Seat of power
There are two bills that would allow sessions to be held away from Carson City making their way across legislators’ desks. A joint resolution in the Senate is calling for a constitutional change that would allow all or part of a regular or special session to be held outside of Carson City. An Assembly resolution calls for a 60-day session to be held in even-numbered years in Las Vegas.
Under current state laws, the Legislature can be held only in Carson City. The latest proposals, if eventually approved by a vote of the public, would allow for other cities to host Legislative sessions.
While the Senate joint resolution, SJR 9, is direct in that it is aimed mostly at allowing sessions to be held outside of Carson City, the Assembly joint resolution, AJR 7, disguises the Las Vegas move by calling for a 60-day session to be held on even-numbered years as support for the current 120-day session on odd-numbered years.

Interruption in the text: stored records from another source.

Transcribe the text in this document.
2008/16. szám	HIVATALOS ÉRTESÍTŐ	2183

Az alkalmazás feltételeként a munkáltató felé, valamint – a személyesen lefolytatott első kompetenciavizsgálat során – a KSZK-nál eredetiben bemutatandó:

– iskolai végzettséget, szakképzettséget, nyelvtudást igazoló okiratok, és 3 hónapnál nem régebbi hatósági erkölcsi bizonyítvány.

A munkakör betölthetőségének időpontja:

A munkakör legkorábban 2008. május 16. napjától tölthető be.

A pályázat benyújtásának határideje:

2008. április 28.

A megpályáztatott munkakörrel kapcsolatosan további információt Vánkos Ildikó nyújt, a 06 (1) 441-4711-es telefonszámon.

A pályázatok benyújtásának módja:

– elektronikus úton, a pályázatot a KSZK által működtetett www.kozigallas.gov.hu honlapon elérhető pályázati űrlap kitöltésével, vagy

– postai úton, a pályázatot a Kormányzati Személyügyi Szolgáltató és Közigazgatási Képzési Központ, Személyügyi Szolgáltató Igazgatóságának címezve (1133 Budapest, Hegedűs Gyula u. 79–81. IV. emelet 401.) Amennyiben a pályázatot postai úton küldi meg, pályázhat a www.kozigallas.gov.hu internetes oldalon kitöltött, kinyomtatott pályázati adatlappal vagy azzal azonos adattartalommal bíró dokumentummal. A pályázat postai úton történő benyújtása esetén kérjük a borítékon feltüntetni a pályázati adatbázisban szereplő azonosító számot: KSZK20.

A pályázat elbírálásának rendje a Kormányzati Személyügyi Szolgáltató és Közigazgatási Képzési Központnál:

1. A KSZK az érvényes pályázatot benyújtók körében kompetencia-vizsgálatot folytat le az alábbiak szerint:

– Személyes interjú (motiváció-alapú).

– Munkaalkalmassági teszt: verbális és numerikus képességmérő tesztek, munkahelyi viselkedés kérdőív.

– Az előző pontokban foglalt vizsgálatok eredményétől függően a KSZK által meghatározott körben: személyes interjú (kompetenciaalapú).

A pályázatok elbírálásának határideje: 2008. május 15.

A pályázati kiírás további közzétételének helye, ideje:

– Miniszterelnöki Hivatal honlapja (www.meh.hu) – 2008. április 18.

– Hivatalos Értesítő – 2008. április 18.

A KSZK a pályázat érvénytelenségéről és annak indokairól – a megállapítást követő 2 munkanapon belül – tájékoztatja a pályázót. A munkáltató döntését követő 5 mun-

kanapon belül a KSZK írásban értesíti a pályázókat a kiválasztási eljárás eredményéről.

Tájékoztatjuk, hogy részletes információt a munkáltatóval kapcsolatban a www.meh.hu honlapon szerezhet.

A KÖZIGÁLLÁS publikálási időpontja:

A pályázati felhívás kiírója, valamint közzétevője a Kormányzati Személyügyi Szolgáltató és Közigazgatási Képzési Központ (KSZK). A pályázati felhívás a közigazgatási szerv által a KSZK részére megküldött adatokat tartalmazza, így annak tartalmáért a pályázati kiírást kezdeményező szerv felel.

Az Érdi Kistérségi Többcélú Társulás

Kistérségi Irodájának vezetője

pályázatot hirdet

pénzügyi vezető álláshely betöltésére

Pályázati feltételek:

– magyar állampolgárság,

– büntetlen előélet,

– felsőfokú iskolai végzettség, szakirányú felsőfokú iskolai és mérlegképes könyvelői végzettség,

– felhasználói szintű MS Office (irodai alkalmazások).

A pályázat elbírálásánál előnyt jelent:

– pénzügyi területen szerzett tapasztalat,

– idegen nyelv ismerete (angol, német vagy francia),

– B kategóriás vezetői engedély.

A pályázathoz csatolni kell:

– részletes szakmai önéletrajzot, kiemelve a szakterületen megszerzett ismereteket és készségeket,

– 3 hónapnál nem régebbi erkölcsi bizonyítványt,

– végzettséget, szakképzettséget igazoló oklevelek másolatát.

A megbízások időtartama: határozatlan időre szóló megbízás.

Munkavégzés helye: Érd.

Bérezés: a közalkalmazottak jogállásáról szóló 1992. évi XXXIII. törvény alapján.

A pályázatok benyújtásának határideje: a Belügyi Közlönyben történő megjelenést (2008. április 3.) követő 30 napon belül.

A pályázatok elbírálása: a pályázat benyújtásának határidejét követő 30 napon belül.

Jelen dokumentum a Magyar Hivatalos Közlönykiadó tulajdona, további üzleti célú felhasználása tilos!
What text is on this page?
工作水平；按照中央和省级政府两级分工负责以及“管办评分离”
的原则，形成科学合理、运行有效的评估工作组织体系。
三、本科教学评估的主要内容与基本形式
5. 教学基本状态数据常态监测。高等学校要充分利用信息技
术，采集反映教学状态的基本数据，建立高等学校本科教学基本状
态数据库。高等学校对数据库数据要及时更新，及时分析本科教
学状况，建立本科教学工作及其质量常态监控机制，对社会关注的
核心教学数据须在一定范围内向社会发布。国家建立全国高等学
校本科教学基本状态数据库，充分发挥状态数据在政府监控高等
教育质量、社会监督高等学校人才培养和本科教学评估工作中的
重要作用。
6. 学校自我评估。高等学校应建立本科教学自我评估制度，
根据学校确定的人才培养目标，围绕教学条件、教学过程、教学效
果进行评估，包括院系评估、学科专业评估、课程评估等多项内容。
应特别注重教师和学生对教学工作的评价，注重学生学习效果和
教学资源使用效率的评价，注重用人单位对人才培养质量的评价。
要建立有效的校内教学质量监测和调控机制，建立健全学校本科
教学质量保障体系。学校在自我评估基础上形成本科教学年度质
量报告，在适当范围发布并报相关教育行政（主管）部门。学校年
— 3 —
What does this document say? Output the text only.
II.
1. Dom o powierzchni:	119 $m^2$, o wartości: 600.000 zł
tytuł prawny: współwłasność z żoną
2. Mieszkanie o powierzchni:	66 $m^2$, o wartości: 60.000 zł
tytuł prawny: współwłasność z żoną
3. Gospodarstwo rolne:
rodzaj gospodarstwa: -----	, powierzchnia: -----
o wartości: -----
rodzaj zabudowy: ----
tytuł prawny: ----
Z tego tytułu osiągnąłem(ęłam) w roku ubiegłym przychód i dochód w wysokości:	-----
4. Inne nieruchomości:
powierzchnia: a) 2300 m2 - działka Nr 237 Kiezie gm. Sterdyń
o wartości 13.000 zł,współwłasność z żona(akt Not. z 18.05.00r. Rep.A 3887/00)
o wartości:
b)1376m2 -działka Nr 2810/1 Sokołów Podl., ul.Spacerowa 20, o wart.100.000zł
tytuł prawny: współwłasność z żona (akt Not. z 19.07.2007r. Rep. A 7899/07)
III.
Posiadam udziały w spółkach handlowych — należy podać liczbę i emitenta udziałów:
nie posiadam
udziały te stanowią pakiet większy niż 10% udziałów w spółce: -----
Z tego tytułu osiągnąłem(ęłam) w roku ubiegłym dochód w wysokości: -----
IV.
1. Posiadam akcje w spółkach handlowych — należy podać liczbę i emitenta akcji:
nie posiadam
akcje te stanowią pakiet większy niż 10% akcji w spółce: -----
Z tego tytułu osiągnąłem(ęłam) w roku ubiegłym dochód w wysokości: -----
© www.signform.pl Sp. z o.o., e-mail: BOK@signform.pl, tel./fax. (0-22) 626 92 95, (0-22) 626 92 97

But tucked away in the bill’s language is the recommendation that the shortened session be conducted in Las Vegas.
“This is something that’s not to be taken lightly,” says Assemblywoman Chris Guinchigliani (D-Las Vegas). “The Assembly has passed such proposals before, only to see them die in the Senate. Public opinion has consistently supported annual sessions in this state, but we’ve never had the opportunity to put it on the ballot.”
Although past attempts have been made to hold Legislative sessions outside of Carson City, there has never been as much support from southern lawmakers as there is now. The increased appetite is partly because of the ever-increasing number of seats being allocated to southern Nevada.
The question of moving the seat of government to Las Vegas has been on the minds of lawmakers and many businessmen for the past several years, but few have ever made as bold a move as this current one.
Although several state and federal departments already have major staff allotments in Las Vegas and the trend in the past five years is to seek two staff members there for every one allocated to either Reno or Carson City, the big question is whether Las Vegas really wants to be the seat of political power.
Las Vegas Mayor Oscar Goodman says he has no preference as to where the seat of government should be in Nevada. “Traditionally, a state capital is away from the most populous areas; however, I can see advantages in eventually moving power to Las Vegas, given the exceptional growth here.”
Goodman says such a major decision should not made at the legislative level, but by the people of Nevada.
If the current session passes the bill into law this session, it will be at least another five years before any of the proposed changes become law. Since it would require a change to the constitution, the proposed changes would have to go to a statewide vote on the 2004 ballot. If passed, a second vote would be required on the 2006 ballot before the 2007 Legislature can enact any changes.